Benjamin in Palestine: On the Place and Non-Place of Radical Thought
Ramallah/Palestine, Dec. 6-11, 2015
Venue: Goethe Institute Ramallah and other venues in Ramallah (tbd)
Talking about Walter Benjamin in today’s Palestine is a political act. This project is part of the attempt to break the de facto cultural and academic boycott of Palestine, implemented and enforced by the occupation regime and its multi-layered web of checkpoints, territorial zones and other juridical-administrative measures. If in Benjamin’s heterodox Marxism the different strands of Jewish messianic and libertarian-utopian thought form a relationship of “elective affinity” (Michael Löwy), his name and legacy invoke a constant appeal against the arrogance of any state power and representations of victors’ history. In this vein, Benjamin’s texts speak not only to the international community of Benjamin scholars and critical theorists but also to political struggles in Palestine.
The project is comprised of three events: an opening event on Benjamin’s thought and life (Dec. 6), a workshop on key texts of Benjamin (Dec. 7-9), and an international conference (Dec. 10/11).
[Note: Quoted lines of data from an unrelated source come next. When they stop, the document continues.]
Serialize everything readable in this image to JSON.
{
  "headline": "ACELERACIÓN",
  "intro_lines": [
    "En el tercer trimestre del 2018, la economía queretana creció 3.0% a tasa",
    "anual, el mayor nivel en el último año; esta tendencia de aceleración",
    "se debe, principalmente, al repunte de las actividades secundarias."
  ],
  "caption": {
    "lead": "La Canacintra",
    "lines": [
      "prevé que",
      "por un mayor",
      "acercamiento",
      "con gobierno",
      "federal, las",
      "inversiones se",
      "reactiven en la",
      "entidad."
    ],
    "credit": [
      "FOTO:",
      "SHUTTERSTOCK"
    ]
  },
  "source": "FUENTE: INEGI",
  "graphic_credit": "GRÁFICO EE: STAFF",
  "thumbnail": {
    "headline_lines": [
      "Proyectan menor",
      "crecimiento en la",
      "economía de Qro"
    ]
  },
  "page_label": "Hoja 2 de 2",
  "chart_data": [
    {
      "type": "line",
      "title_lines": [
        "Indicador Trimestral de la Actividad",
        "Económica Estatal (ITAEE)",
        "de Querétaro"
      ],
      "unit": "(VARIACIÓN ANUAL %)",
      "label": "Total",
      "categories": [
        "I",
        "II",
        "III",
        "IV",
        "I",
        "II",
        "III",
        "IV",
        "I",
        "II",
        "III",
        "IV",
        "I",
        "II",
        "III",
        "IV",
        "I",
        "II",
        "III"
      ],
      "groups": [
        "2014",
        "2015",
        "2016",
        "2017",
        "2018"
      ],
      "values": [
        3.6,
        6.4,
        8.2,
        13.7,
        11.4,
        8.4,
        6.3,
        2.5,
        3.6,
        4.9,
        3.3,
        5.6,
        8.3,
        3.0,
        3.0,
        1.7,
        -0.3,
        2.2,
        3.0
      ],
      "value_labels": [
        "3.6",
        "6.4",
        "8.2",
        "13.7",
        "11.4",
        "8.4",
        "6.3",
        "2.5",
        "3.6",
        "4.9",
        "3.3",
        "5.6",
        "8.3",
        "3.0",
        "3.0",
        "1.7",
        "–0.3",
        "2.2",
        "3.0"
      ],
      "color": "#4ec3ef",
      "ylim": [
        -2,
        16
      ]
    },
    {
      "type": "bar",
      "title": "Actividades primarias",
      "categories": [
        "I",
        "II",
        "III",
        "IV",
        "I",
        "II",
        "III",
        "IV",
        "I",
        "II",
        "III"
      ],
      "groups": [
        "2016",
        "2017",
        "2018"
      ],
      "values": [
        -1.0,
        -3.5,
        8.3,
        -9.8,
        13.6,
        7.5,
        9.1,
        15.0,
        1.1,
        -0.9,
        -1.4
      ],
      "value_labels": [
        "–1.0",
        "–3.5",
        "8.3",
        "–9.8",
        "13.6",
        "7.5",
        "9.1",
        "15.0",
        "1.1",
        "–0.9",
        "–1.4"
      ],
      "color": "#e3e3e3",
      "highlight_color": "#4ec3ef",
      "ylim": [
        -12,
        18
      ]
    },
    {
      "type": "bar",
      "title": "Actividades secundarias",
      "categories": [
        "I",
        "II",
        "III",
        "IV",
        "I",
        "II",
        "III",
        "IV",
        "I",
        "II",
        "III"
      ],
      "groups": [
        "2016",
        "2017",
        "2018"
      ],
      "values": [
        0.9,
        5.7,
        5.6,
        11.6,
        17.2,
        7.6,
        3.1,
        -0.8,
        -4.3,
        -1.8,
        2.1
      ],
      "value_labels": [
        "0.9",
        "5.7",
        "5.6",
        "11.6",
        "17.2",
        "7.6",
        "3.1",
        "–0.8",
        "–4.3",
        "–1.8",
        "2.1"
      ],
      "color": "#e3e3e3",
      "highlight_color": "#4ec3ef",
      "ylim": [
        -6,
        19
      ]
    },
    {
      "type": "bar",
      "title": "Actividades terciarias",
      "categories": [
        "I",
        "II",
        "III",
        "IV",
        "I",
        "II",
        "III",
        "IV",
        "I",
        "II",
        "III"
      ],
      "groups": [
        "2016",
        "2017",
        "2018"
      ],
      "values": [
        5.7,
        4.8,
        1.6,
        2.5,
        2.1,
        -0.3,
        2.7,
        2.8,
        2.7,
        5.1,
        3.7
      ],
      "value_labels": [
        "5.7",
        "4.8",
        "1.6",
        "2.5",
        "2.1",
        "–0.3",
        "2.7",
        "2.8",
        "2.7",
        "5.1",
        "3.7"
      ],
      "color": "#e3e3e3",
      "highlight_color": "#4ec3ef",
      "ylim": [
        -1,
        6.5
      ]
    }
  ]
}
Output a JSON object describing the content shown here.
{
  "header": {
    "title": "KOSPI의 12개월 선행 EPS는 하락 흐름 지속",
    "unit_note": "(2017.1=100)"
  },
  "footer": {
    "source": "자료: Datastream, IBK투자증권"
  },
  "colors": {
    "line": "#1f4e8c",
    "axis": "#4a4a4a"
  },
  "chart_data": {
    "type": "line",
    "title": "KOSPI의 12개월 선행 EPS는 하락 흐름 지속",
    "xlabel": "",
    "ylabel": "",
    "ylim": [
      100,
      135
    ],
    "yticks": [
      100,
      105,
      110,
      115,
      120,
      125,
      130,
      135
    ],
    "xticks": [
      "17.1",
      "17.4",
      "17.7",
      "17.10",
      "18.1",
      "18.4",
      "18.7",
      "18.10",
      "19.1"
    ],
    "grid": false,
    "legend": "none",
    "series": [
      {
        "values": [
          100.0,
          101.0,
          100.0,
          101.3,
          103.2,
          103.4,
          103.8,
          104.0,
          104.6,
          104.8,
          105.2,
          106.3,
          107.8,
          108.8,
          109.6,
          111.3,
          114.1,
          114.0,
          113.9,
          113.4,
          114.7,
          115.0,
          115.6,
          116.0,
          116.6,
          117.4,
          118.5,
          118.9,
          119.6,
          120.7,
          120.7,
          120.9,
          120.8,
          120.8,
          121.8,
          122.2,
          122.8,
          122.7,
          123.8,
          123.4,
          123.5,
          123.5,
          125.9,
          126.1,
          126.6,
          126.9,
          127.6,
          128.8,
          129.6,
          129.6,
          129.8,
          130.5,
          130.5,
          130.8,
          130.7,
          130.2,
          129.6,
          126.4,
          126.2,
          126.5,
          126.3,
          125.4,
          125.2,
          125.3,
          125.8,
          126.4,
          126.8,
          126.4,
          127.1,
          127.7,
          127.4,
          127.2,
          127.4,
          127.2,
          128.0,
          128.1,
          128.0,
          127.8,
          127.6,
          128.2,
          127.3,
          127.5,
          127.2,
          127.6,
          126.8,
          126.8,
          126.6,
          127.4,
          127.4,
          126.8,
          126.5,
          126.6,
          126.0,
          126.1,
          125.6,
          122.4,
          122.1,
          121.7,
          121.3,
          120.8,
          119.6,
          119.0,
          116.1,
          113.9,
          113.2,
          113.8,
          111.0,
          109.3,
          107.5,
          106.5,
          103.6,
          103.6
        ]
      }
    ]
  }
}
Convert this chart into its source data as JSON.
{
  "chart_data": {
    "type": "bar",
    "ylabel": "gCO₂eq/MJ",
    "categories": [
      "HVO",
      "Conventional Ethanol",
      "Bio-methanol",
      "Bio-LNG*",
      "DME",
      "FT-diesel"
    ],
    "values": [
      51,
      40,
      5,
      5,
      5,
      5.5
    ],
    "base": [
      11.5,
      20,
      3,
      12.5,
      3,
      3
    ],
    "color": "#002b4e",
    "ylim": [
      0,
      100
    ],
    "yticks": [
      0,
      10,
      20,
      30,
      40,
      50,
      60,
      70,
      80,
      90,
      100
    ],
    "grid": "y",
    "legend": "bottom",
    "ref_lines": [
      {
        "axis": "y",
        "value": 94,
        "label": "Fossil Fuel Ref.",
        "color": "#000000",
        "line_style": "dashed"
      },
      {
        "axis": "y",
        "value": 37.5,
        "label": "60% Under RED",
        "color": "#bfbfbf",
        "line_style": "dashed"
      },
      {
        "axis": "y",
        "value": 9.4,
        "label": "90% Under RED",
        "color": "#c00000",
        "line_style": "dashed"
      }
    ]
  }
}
The conference will involve international and local scholars from the fields of Benjamin studies and critical theory as well as activists, writers and artists who work on aesthetics, political economy, political theology, decolonization, critical legal studies, critique of human rights discourse, architecture and the occupation, memory and political struggle, Nakba, diaspora experience, and the situation of refugees in Palestine and the Middle East.
At this time we are calling for participation in the three-day workshop on selected Benjamin texts (Dec. 7-9). The aim of this workshop is to bring together readers of Benjamin as well as activists working in the context of the Palestinian struggle to discuss and learn with each other. The conference that follows will build on this discussion and the insights that emerge from the workshop. The texts selected for the workshop are those that speak to the current situation in Palestine and the Middle East. Key texts that have been selected thus far include Benjamin’s “Critique of Violence”, “Theses On the Concept of History”, “The Task of the Translator”, “Capitalism as Religion” and the “Kafka” essay.” We are seeking proposals to introduce one of these texts or another text of your choice. Alternatively, if you wish to make an intervention or presentation that is thematic, rather than text-based, please write to us with a short proposal (before July 31, 2015).
The workshop will be held in English. However, we are seeking funding which would allow us to provide a simultaneous translation (English to Arabic), with the ultimate goal of producing new translations from the German original texts into Arabic.